One of the quietest and least publicized organized crime networks was headed by a shadowy mafioso named Francesco (Frank I) Iaconi who ruled over the City of Worcester, Massachusetts beginning in the early 1920s.
With a population of 185,000 residents, Worcester is the second most populated city in all of New England after Boston. With the greater metropolitan area considered, its total population exceeds 900,000 residents. Located smack dab in the middle of the state, Worcester was, and is, one of the most vibrant sections of Massachusetts.

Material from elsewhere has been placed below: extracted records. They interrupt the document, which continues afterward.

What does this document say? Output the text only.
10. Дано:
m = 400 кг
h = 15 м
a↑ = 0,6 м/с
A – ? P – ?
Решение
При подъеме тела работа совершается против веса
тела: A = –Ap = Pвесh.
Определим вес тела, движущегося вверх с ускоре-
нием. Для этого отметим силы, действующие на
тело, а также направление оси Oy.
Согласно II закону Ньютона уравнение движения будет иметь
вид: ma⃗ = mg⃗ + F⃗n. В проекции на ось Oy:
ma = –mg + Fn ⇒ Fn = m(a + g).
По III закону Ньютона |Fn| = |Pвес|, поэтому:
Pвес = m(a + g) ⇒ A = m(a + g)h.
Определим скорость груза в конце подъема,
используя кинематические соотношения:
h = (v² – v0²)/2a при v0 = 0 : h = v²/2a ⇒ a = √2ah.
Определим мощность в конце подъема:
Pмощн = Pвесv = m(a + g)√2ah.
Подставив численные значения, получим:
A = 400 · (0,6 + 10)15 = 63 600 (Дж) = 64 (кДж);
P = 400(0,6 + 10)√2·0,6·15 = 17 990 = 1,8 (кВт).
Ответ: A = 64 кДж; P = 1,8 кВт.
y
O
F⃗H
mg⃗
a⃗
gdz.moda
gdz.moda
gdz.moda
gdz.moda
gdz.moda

Technically, Frank Iaconi was a “Capo di Decina” of New York’s Luciano/Genovese Family. He was but one of a dozen or so sub-leaders who controlled various “regimes” within the Family. But because he was given sole control over the entire City of Worcester, Iaconi was generally viewed as a Mafia “boss” in his own right.
Iaconi started bootlegging whiskey during Prohibition in the early 1920s and continued until The Volstead Act was finally repealed in 1933. Thereafter, Iaconi and his men seamlessly transitioned full-time into the gambling rackets. This included a large-scale illegal lottery operation, as well as floating dice and card games, bookmaking, and Las Vegas-style slot machines, placed all over Worcester through a coin-vending machine company he owned which served as a “front.”
Through the years, law enforcement authorities generally thought New England Mafia boss Raymond L.S. Patriarca had total control over all organized crime in Massachusetts, Rhode Island, Connecticut, Maine, Vermont, and New Hampshire. Patriarca was a notorious underworld figure who attracted most of law enforcement’s attention. That suited the shadowy “Capo” of Worcester just fine.